In a formal meeting on 11 September, the Government proposed that AGL consider the continuation of Liddell’s operations post 2022 for five years and/or the sale of the plant and return with a decision mid-December.

AGL chairman Graeme Hunt said the company would consider the Government’s proposal, however downplayed the likelihood of the plant remaining open beyond 2022.


“When considering the future of Liddell, it is important to acknowledge that it is a plant that is approximately 45-years old and that, at the time that AGL acquired it, the intention of the NSW Government, its previous owner, was to close the plant in 2022,” Mr Hunt said.


“While it may be technically possible to extend the life of the power station, the costs of doing so in a way that ensures that the plant is even moderately reliable are certain to be substantial.

“On the other hand, the sale of such an asset would be challenging because it will be difficult to ‘unbundle’ from AGL’s wholesale portfolio, and physically from the adjacent, interconnected, Bayswater plant.”


 


NSW Generation Plan

The AGL board said it  had considered selling Liddell, but determined that a sale would not be pursued as Liddell was needed to supply energy to its customers and would be repurposed to form part of its alternative generation post 2022.

In addition, as Liddell shares infrastructure with Bayswater Power Station – such as coal unloading facilities and water systems – separating it would require duplication of this infrastructure.

On 9 December, AGL unveiled its $1.36 billion NSW Generation Plan, a three-stage program that would provide up to 30 years of electricity at $83 per megawatt hour (MWh), compared with $106/MWh if Liddell’s life was extended.

It involves a mix of high-efficiency gas peakers, renewables, battery storage and demand response; coupled with an efficiency upgrade at the nearby Bayswater Power Station and conversion of generators at Liddell into synchronous condensers.

If implemented, the plan would generate 1600MW from renewables, 500MW from a new gas power plant, 250MW from a planned Newcastle gas plant and 250MW from a battery on the Liddell site.

The feasibility of a pumped hydro project in the Hunter Valley would also be explored with the NSW Government, and stage its project pipeline to adapt to the coal-fired plant’s closure in order to avoid a gap in power generation.

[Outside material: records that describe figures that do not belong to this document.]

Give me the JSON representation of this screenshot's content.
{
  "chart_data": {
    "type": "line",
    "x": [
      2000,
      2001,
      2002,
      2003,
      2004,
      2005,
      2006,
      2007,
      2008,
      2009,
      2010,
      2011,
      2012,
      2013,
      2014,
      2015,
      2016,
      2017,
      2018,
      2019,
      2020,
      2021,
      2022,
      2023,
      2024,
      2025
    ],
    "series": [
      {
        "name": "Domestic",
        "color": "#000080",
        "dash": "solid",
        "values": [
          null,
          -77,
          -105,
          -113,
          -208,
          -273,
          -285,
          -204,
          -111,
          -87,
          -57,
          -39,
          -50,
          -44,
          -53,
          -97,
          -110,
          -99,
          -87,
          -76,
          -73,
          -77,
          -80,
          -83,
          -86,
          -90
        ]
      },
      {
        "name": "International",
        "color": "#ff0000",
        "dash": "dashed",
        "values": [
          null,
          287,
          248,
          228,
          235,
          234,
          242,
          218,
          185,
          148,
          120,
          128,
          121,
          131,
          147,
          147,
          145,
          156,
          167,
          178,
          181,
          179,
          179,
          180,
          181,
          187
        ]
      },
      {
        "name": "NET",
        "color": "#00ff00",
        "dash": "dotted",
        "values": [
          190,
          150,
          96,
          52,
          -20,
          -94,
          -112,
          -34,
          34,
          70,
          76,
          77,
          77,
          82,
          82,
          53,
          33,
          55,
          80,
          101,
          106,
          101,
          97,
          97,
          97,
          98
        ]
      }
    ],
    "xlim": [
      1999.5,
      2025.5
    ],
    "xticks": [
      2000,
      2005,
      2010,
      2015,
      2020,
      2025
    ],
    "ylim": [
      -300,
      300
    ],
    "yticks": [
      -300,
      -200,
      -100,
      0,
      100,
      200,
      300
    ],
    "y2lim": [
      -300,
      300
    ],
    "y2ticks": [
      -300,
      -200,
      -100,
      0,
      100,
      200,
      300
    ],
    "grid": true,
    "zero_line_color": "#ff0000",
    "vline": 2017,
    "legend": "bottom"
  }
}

“This plan demonstrates that old power plants can be replaced with a mixture of new, cleaner technology, while improving reliability and affordability,” Mr Hunt said.

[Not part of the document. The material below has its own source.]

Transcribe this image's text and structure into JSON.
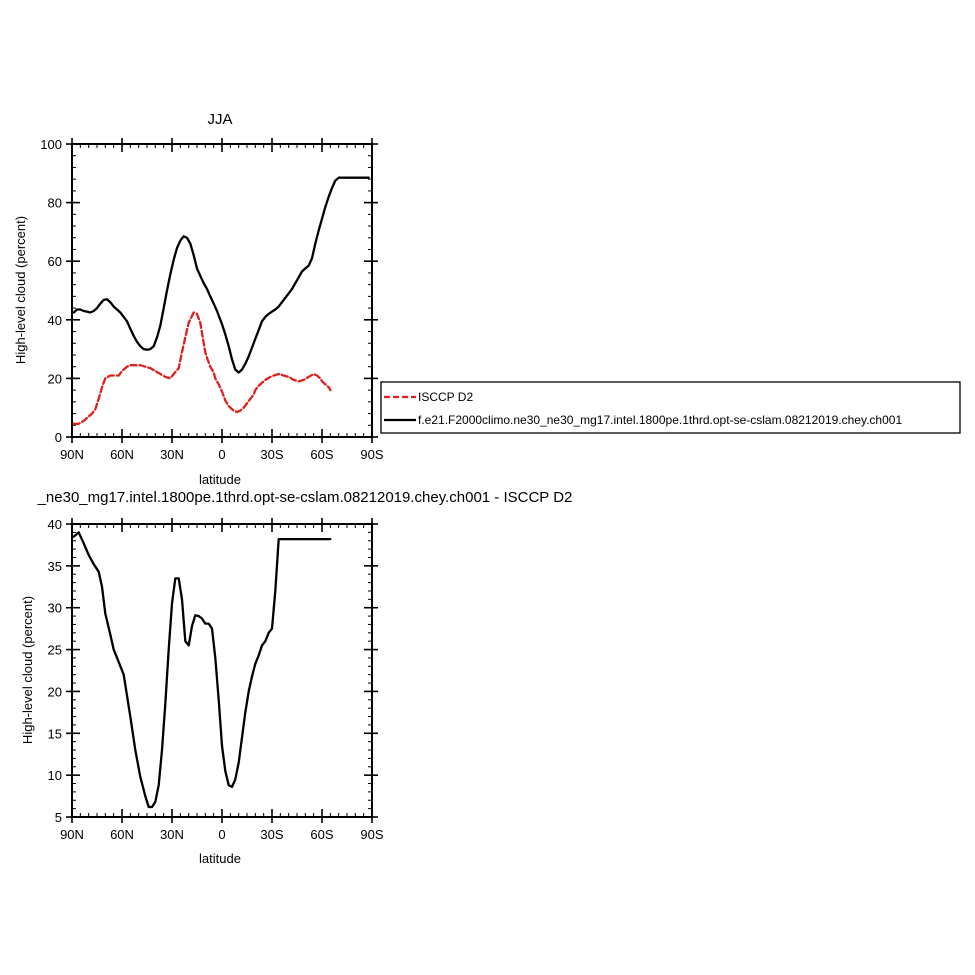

“Decisions for the investments are staged to enable flexibility to respond to the changing needs of the market and improvements in technology over the next five years.”

Prime Minister Malcolm Turnbull said the Australian Energy Market Operator (AEMO) would assess the suitability of AGL’s plan.

“AGL has got a plan which they have produced for the first time which they say will meet that gap,” Mr Turnbull said.

“It is being examined by AEMO now and we will look forward to discussions with AEMO,” he said.


Financials

AGL’s statutory profit after tax for FY17 was $539 million, compared with a loss of $408m for FY16.

The company said the increase was the result of strong underlying earnings growth, the non-recurrence of significant items that affected the FY16 result, and a decrease in the movement in the fair value of financial instruments.

It also posted an underlying profit of $802m – up 14 per cent on FY16 – marking the company’s third consecutive year that underlying profit had increased by above 10 per cent on the previous year.

A final FY17 dividend of 50 cents per share was paid on 22 September, adding to a total dividend of 91 cents per share, franked at 80 per cent for the financial year – an increase of 23 cents per share year-on-year.

“This pleasing result was driven principally by the strong performance of AGL’s thermal and renewable generation assets which have performed well in an environment of rising wholesale electricity prices,” Mr Hunt said.

“The company’s strong financial performance has also been underpinned by a continuing focus on cost discipline and operational execution – it is important to note that our operating assets can only generate revenue if they are efficiently maintained to be available for production as and when the market requires them.”